Tempo LLM-friendly output for agents
When fetching Tempo tag values or full trace bodies for this agent to inspect,
summarize, debug, or include in a prompt, prefer Tempo's compact LLM-friendly
encoding:
gcx traces tags -d <tempo-uid> -l resource.service.name --llm -o json
gcx traces get -d <tempo-uid> <trace-id> --llm -o json
gcx datasources tempo get -d <tempo-uid> <trace-id> --llm -o json
Use gcx traces labels -d <tempo-uid> to discover attribute names first. Use
gcx traces query to find trace IDs, then gcx traces get --llm -o json to inspect
a selected trace. Omit --llm only when the user explicitly needs raw Tempo/OTLP
JSON or the standard tagValues: [{type, value}] shape for schema/debugging work.
Grafana Assistant
gcx provides direct access to the Grafana Assistant — use it for reasoning
and exploration, not data retrieval.

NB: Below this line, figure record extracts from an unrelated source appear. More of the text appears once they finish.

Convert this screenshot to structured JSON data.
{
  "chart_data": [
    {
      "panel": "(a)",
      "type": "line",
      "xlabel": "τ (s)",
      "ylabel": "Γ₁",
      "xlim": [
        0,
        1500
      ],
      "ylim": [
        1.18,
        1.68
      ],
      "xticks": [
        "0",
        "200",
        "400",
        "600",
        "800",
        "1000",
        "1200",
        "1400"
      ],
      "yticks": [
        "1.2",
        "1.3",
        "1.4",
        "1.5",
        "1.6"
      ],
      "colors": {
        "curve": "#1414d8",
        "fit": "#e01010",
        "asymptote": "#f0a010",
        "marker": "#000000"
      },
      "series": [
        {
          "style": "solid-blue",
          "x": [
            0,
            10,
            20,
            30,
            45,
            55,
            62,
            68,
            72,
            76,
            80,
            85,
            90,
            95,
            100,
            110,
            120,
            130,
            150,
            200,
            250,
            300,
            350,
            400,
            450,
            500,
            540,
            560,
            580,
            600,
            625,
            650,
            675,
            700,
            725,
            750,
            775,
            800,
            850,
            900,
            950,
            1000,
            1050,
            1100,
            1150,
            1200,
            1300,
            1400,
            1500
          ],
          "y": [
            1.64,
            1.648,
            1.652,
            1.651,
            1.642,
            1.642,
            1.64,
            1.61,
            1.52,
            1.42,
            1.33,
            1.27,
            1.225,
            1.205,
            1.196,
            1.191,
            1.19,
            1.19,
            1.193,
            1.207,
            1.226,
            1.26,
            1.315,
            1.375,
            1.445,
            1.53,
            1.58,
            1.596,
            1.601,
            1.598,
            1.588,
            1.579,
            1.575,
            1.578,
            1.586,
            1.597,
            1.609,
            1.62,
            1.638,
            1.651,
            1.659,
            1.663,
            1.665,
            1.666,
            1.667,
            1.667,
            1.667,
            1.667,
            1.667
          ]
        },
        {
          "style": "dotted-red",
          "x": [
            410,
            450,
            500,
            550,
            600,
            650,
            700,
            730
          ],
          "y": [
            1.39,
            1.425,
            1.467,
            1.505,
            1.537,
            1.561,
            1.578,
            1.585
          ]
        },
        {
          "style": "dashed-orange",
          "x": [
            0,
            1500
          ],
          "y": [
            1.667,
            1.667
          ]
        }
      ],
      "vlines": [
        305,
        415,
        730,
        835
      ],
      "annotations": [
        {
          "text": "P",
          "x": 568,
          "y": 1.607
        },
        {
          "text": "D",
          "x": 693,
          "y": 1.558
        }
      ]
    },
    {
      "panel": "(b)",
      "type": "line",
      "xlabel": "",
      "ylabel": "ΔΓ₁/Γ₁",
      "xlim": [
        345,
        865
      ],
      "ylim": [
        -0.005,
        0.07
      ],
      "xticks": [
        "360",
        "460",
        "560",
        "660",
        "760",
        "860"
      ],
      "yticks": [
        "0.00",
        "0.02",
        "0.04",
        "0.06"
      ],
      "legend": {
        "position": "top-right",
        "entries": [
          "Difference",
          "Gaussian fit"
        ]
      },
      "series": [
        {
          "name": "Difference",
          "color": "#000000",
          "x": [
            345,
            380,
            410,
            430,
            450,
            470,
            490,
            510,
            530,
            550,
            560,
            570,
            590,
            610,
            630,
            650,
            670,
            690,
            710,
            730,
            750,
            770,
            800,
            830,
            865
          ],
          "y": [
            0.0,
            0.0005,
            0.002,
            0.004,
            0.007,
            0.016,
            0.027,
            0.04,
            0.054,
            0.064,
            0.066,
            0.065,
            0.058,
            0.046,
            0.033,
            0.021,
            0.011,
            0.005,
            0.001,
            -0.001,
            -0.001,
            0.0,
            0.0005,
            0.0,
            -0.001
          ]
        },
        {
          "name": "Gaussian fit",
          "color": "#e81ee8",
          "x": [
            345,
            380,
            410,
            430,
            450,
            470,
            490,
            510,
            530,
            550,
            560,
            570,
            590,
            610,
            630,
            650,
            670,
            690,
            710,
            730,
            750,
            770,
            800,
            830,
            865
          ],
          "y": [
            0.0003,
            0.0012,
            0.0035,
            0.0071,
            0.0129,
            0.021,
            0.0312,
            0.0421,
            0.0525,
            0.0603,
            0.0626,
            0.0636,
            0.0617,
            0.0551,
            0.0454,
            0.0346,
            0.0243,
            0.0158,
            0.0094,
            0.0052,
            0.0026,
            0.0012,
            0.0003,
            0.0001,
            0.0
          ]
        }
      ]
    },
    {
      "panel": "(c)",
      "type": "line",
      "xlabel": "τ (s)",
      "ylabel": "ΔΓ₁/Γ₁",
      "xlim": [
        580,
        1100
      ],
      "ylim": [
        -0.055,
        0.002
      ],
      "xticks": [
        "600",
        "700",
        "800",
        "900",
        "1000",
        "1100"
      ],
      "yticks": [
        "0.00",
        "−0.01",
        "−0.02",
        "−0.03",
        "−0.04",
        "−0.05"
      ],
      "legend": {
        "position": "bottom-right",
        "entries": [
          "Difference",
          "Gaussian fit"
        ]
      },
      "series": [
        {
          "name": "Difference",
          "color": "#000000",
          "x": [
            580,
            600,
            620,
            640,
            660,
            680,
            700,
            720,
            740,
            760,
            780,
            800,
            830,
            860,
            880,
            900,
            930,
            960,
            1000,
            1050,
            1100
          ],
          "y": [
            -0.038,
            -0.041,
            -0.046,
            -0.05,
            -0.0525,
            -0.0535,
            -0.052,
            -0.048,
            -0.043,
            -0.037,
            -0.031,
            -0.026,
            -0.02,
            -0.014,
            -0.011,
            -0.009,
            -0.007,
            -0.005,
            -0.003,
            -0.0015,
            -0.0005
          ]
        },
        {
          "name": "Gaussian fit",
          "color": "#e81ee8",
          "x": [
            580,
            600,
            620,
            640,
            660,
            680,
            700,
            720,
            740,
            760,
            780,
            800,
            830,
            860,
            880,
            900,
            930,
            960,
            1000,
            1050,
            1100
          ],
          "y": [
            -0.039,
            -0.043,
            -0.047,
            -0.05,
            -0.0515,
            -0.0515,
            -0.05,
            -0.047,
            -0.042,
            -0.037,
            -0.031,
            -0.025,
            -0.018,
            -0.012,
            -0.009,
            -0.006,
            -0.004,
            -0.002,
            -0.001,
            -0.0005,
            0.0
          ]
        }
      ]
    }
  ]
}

Deterministic commands are faster and
cheaper for known queries; the Assistant adds value when you need intelligence.
| Situation | Use | Example |
|---|
| You know the exact query | Deterministic command | gcx metrics query 'rate(http_requests_total[5m])' |
| You don't know which metrics/labels exist | gcx assistant prompt | "What metrics exist for the checkout service?" |
| You need cross-signal root cause analysis | gcx assistant investigations | Multi-agent parallel exploration across metrics, logs, traces, profiles |
| You need a precise, repeatable data point | Deterministic command | gcx slo definitions status, gcx alert instances list --state firing |
| You need to understand service dependencies | gcx assistant prompt | "How are services in namespace X connected?" — Assistant Memories know your stack topology |
Commands
gcx assistant prompt "What services are unhealthy in namespace checkout?"
gcx assistant prompt "Dig into the database connection issue" --continue
gcx assistant investigations create --title="Checkout latency spike"
gcx assistant investigations timeline <id>
gcx assistant investigations report <id>
Recommended Workflow: Interleave Both
- Detect with deterministic commands —
gcx alert instances list --state firing
- Understand with the Assistant —
gcx assistant prompt "Why is checkout-latency firing?"
- Investigate if needed —
gcx assistant investigations create --title="..."
- Verify fix with deterministic commands —
gcx slo definitions status <uuid>
Provider Commands
Product-specific providers register their own top-level command groups.
Discover them with gcx providers, then explore with gcx <provider> --help.
Each provider adds domain-specific subcommands for managing that product's
resources. The set of providers grows over time — always discover rather than
hardcode.
Parallelism
gcx commands are stateless API calls. When multiple operations are independent
(no output dependency between them), issue them as parallel Bash tool calls in
a single message. This applies to:
- Multiple list/get calls across different resource types
- Multiple schema/example fetches
- Independent create/update operations
- Concurrent datasource queries
Only sequence commands when a later call needs output from an earlier one.
Secret Safety
Never read raw config files — they contain plaintext tokens. Use gcx config view
(which redacts secrets) for inspection. When passing tokens to external tools,
use shell variables rather than inline values.